Photo: Select CommitteeNews of Lisa Heinzerling’s departure from her position as head of the EPA’s Office of Policy and Planning doesn’t need to mean the winding-down of aggressive action at the EPA.
While Heinzerling, whose role put her in charge of the agency’s economic unit, has no doubt been an important voice within the administration in favor of deeper and faster cuts in carbon, the EPA can and should continue on the path that she helped set. Heinzerling saw historic progress on greenhouse gases during her tenure: Delinquent for two years under George W. Bush, the agency finally responded to the Supreme Court’s Massachusetts vs. EPA decision by submitting its finding that greenhouse gas pollution is in fact a danger to public welfare, setting the stage for regulation under the Clean Air Act. Strong new Corporate Average Fuel Economy standards were adopted; greenhouse gas reporting requirements have come into effect, and the EPA is moving forward with standards for power plants and other larger emitters. All this while the agency has cleared a significant backlog of regulations on everything from conventional air pollutants to coal ash, some of which will also lead to greenhouse gas emissions reductions.
This is an incomplete list of the groundbreaking and lasting accomplishments that Heinzerling helped oversee. However, her time at the EPA was self-delineated to two years at the outset — her plan was always to return to her teaching position at Georgetown. It is not necessary that she be replaced by a wilting violet when it comes to climate.

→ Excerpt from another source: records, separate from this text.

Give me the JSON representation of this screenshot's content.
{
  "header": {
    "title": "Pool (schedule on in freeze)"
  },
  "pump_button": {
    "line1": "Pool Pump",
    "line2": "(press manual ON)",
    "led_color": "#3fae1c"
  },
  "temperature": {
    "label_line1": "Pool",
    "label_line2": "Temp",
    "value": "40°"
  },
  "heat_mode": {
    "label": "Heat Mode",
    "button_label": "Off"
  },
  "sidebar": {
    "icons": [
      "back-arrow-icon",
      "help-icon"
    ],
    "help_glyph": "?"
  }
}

On the contrary, the Obama administration should replace Heinzerling with someone who also recognizes the urgent environmental and economic case for EPA action on climate change. While some post-midterm-election changes may be looming, science and compliance with the law shouldn’t be one of them. Even as the president referred to the changes in the legislature as a shellacking, he did not shy away from a question about carbon, giving some hope that all progress won’t grind to a halt. No matter what form the path forward will take, regulation will be part of it, and we’ll need another strong voice in Heinzerling’s place.

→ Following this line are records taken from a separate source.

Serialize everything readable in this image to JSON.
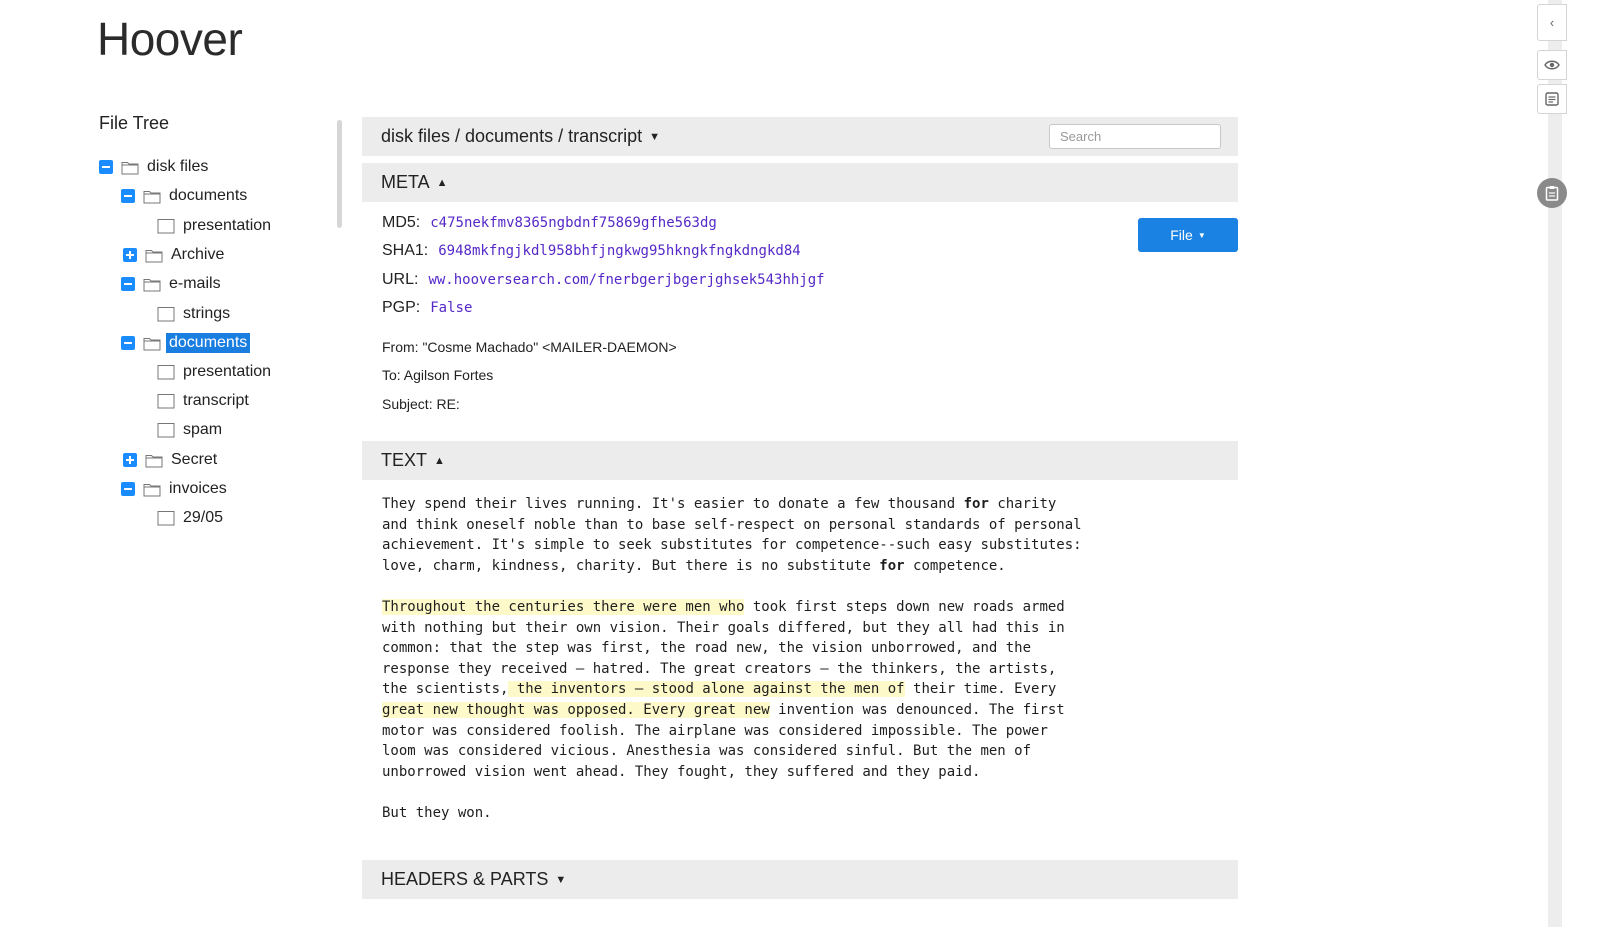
{
  "app": {
    "title": "Hoover"
  },
  "file_tree": {
    "heading": "File Tree",
    "items": [
      {
        "label": "disk files",
        "toggle": "minus",
        "icon": "folder-icon"
      },
      {
        "label": "documents",
        "toggle": "minus",
        "icon": "folder-icon"
      },
      {
        "label": "presentation",
        "toggle": "none",
        "icon": "file-icon"
      },
      {
        "label": "Archive",
        "toggle": "plus",
        "icon": "folder-icon"
      },
      {
        "label": "e-mails",
        "toggle": "minus",
        "icon": "folder-icon"
      },
      {
        "label": "strings",
        "toggle": "none",
        "icon": "file-icon"
      },
      {
        "label": "documents",
        "toggle": "minus",
        "icon": "folder-icon",
        "selected": true
      },
      {
        "label": "presentation",
        "toggle": "none",
        "icon": "file-icon"
      },
      {
        "label": "transcript",
        "toggle": "none",
        "icon": "file-icon"
      },
      {
        "label": "spam",
        "toggle": "none",
        "icon": "file-icon"
      },
      {
        "label": "Secret",
        "toggle": "plus",
        "icon": "folder-icon"
      },
      {
        "label": "invoices",
        "toggle": "minus",
        "icon": "folder-icon"
      },
      {
        "label": "29/05",
        "toggle": "none",
        "icon": "file-icon"
      }
    ]
  },
  "breadcrumb": {
    "path": "disk files / documents / transcript",
    "caret": "▼",
    "search_placeholder": "Search"
  },
  "meta": {
    "label": "META",
    "caret": "▲",
    "md5_key": "MD5:",
    "md5": "c475nekfmv8365ngbdnf75869gfhe563dg",
    "sha1_key": "SHA1:",
    "sha1": "6948mkfngjkdl958bhfjngkwg95hkngkfngkdngkd84",
    "url_key": "URL:",
    "url": "ww.hooversearch.com/fnerbgerjbgerjghsek543hhjgf",
    "pgp_key": "PGP:",
    "pgp": "False",
    "file_button": "File",
    "file_caret": "▼",
    "from": "From: \"Cosme Machado\" <MAILER-DAEMON>",
    "to": "To: Agilson Fortes",
    "subject": "Subject: RE:"
  },
  "text_section": {
    "label": "TEXT",
    "caret": "▲",
    "p1_l1_a": "They spend their lives running. It's easier to donate a few thousand ",
    "p1_l1_b": "for",
    "p1_l1_c": " charity",
    "p1_l2": "and think oneself noble than to base self-respect on personal standards of personal",
    "p1_l3": "achievement. It's simple to seek substitutes for competence--such easy substitutes:",
    "p1_l4_a": "love, charm, kindness, charity. But there is no substitute ",
    "p1_l4_b": "for",
    "p1_l4_c": " competence.",
    "p2_l1_hl": "Throughout the centuries there were men who",
    "p2_l1_rest": " took first steps down new roads armed",
    "p2_l2": "with nothing but their own vision. Their goals differed, but they all had this in",
    "p2_l3": "common: that the step was first, the road new, the vision unborrowed, and the",
    "p2_l4": "response they received — hatred. The great creators — the thinkers, the artists,",
    "p2_l5_a": "the scientists,",
    "p2_l5_hl": " the inventors — stood alone against the men of",
    "p2_l5_c": " their time. Every",
    "p2_l6_hl": "great new thought was opposed. Every great new",
    "p2_l6_rest": " invention was denounced. The first",
    "p2_l7": "motor was considered foolish. The airplane was considered impossible. The power",
    "p2_l8": "loom was considered vicious. Anesthesia was considered sinful. But the men of",
    "p2_l9": "unborrowed vision went ahead. They fought, they suffered and they paid.",
    "p3": "But they won."
  },
  "headers_parts": {
    "label": "HEADERS & PARTS",
    "caret": "▼"
  },
  "sidebar_controls": {
    "collapse": "‹",
    "preview": "eye-icon",
    "notes": "notes-icon",
    "clipboard": "clipboard-icon"
  },
  "colors": {
    "accent": "#1a82e2",
    "selected": "#1a7ee0",
    "hash": "#5528c8",
    "highlight": "#fdf9c8",
    "bar": "#ececec"
  }
}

The worst case scenario is an unlikely one — that Obama will quit using the Clean Air Act to regulate greenhouse gases altogether. Again the remarks he made about the Supreme Court’s ruling in his morning-after-Election-Day press conference suggest a recognition of the need to stand by climate rules. But either way, the administration’s posture will come from the top and is likely to take effect regardless of who fills Heinzerling’s old desk.

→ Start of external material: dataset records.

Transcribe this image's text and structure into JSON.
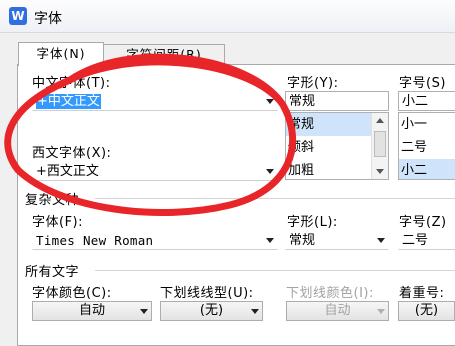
{
  "window": {
    "title": "字体",
    "logo_text": "W"
  },
  "tabs": [
    {
      "label": "字体(N)"
    },
    {
      "label": "字符间距(R)"
    }
  ],
  "chinese_font": {
    "label": "中文字体(T):",
    "value": "+中文正文"
  },
  "western_font": {
    "label": "西文字体(X):",
    "value": "+西文正文"
  },
  "style": {
    "label": "字形(Y):",
    "value": "常规",
    "options": [
      "常规",
      "倾斜",
      "加粗"
    ],
    "selected": "常规"
  },
  "size": {
    "label": "字号(S)",
    "value": "小二",
    "options": [
      "小一",
      "二号",
      "小二"
    ],
    "selected": "小二"
  },
  "complex": {
    "section_label": "复杂文种",
    "font_label": "字体(F):",
    "font_value": "Times New Roman",
    "style_label": "字形(L):",
    "style_value": "常规",
    "size_label": "字号(Z)",
    "size_value": "二号"
  },
  "all_text": {
    "section_label": "所有文字",
    "color_label": "字体颜色(C):",
    "color_value": "自动",
    "underline_label": "下划线线型(U):",
    "underline_value": "(无)",
    "underline_color_label": "下划线颜色(I):",
    "underline_color_value": "自动",
    "emphasis_label": "着重号:",
    "emphasis_value": "(无)"
  },
  "colors": {
    "annotation": "#e8262a",
    "selection": "#3399ff",
    "logo": "#2f6fe0"
  }
}
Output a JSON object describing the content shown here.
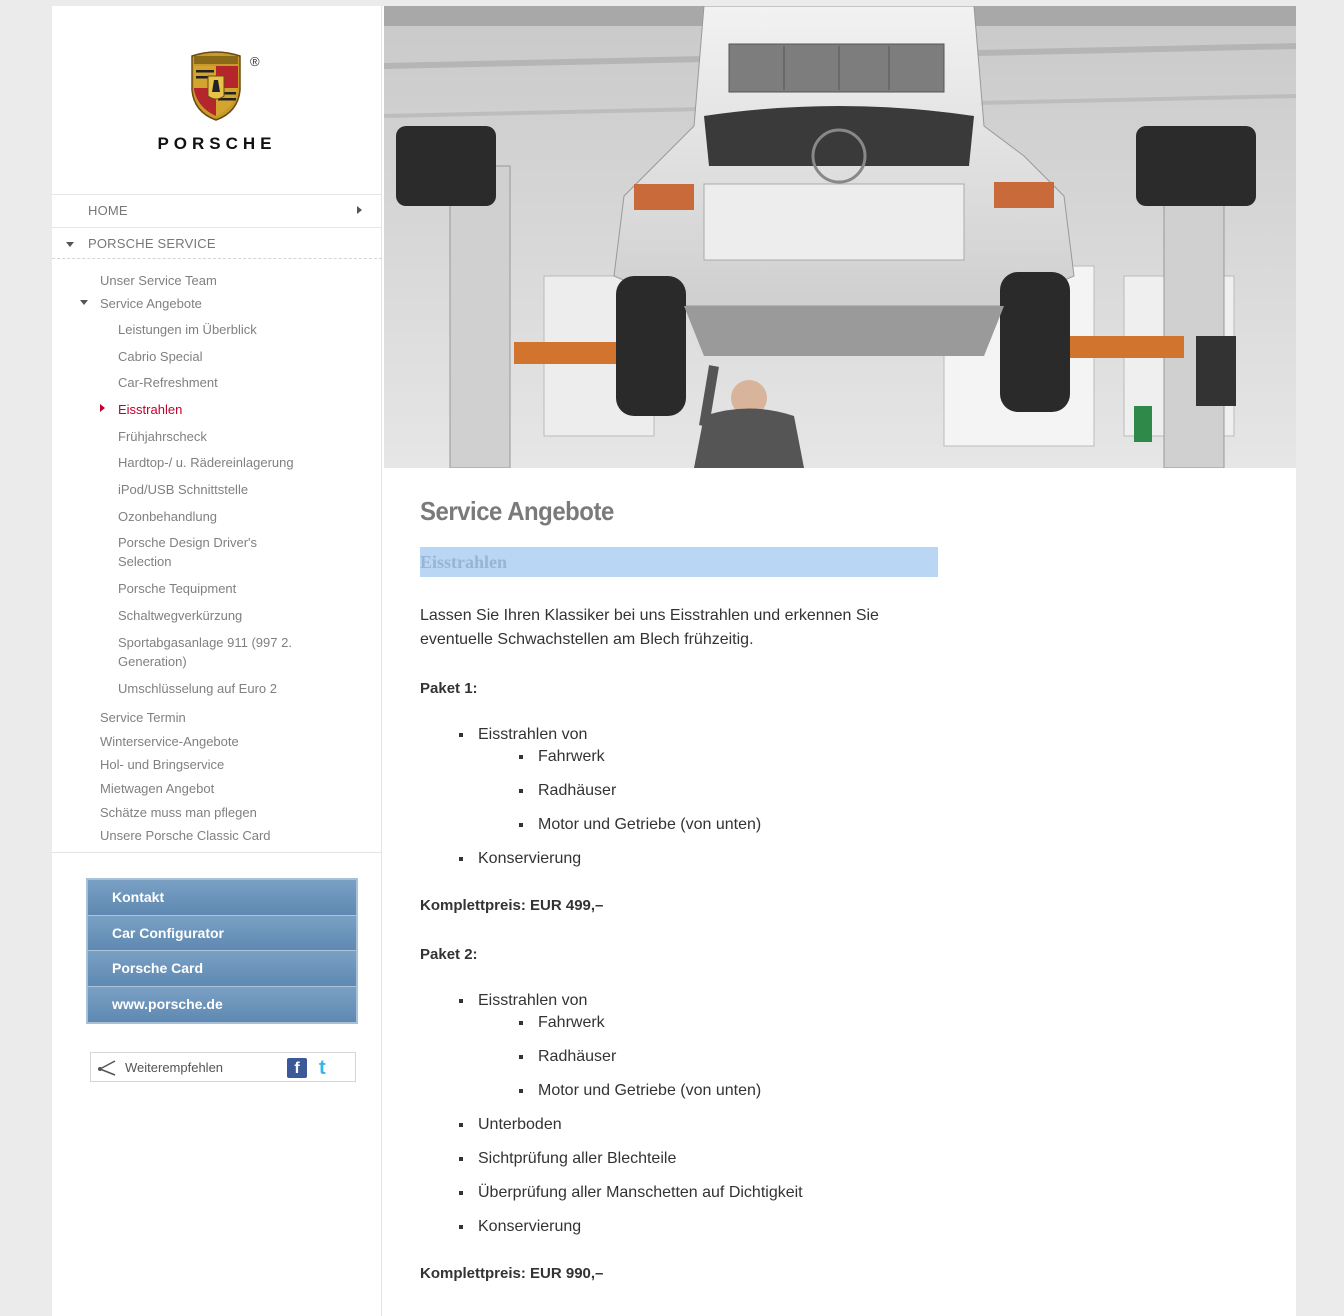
{
  "brand": {
    "name": "PORSCHE",
    "registered": "®"
  },
  "nav": {
    "home": "HOME",
    "service": "PORSCHE SERVICE",
    "items": [
      {
        "label": "Unser Service Team"
      },
      {
        "label": "Service Angebote"
      },
      {
        "label": "Leistungen im Überblick"
      },
      {
        "label": "Cabrio Special"
      },
      {
        "label": "Car-Refreshment"
      },
      {
        "label": "Eisstrahlen"
      },
      {
        "label": "Frühjahrscheck"
      },
      {
        "label": "Hardtop-/ u. Rädereinlagerung"
      },
      {
        "label": "iPod/USB Schnittstelle"
      },
      {
        "label": "Ozonbehandlung"
      },
      {
        "label": "Porsche Design Driver's Selection"
      },
      {
        "label": "Porsche Tequipment"
      },
      {
        "label": "Schaltwegverkürzung"
      },
      {
        "label": "Sportabgasanlage 911 (997 2. Generation)"
      },
      {
        "label": "Umschlüsselung auf Euro 2"
      },
      {
        "label": "Service Termin"
      },
      {
        "label": "Winterservice-Angebote"
      },
      {
        "label": "Hol- und Bringservice"
      },
      {
        "label": "Mietwagen Angebot"
      },
      {
        "label": "Schätze muss man pflegen"
      },
      {
        "label": "Unsere Porsche Classic Card"
      }
    ]
  },
  "quicklinks": [
    "Kontakt",
    "Car Configurator",
    "Porsche Card",
    "www.porsche.de"
  ],
  "share": {
    "label": "Weiterempfehlen",
    "facebook": "f",
    "twitter": "t"
  },
  "content": {
    "title": "Service Angebote",
    "subtitle": "Eisstrahlen",
    "intro": "Lassen Sie Ihren Klassiker bei uns Eisstrahlen und erkennen Sie eventuelle Schwachstellen am Blech frühzeitig.",
    "package1": {
      "title": "Paket 1:",
      "item1": "Eisstrahlen von",
      "sub": [
        "Fahrwerk",
        "Radhäuser",
        "Motor und Getriebe (von unten)"
      ],
      "item2": "Konservierung",
      "price": "Komplettpreis: EUR 499,–"
    },
    "package2": {
      "title": "Paket 2:",
      "item1": "Eisstrahlen von",
      "sub": [
        "Fahrwerk",
        "Radhäuser",
        "Motor und Getriebe (von unten)"
      ],
      "items": [
        "Unterboden",
        "Sichtprüfung aller Blechteile",
        "Überprüfung aller Manschetten auf Dichtigkeit",
        "Konservierung"
      ],
      "price": "Komplettpreis: EUR 990,–"
    }
  },
  "colors": {
    "accent": "#c4002d",
    "quicklinks_bg": "#6f95bb",
    "subtitle_bg": "#b9d6f5"
  },
  "icons": {
    "logo": "porsche-crest-icon",
    "share": "share-icon",
    "facebook": "facebook-icon",
    "twitter": "twitter-icon"
  }
}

Obviously, the dynamic is different now with Election Day 2010 in the rearview and the horse race focus shifting to the 2012 presidential election. But this new political overhang may give Heinzerling’s replacement some unique opportunities for lasting changes of his or her own. With Republicans’ spotlight on the EPA, it will be doubly important to make the economic case that greenhouse gas rules are justified — something Heinzerling’s replacement will need to be well-qualified to do.
So while Heinzerling’s sayonara is a loss, it does not necessarily portend doom and gloom. But for the EPA to continue being effective, it will be essential that her replacement be ready to counter any new wave of science denial or congressional moves to bog the agency down by pointing to the reality that reducing greenhouse gases is the only economically sound course forward.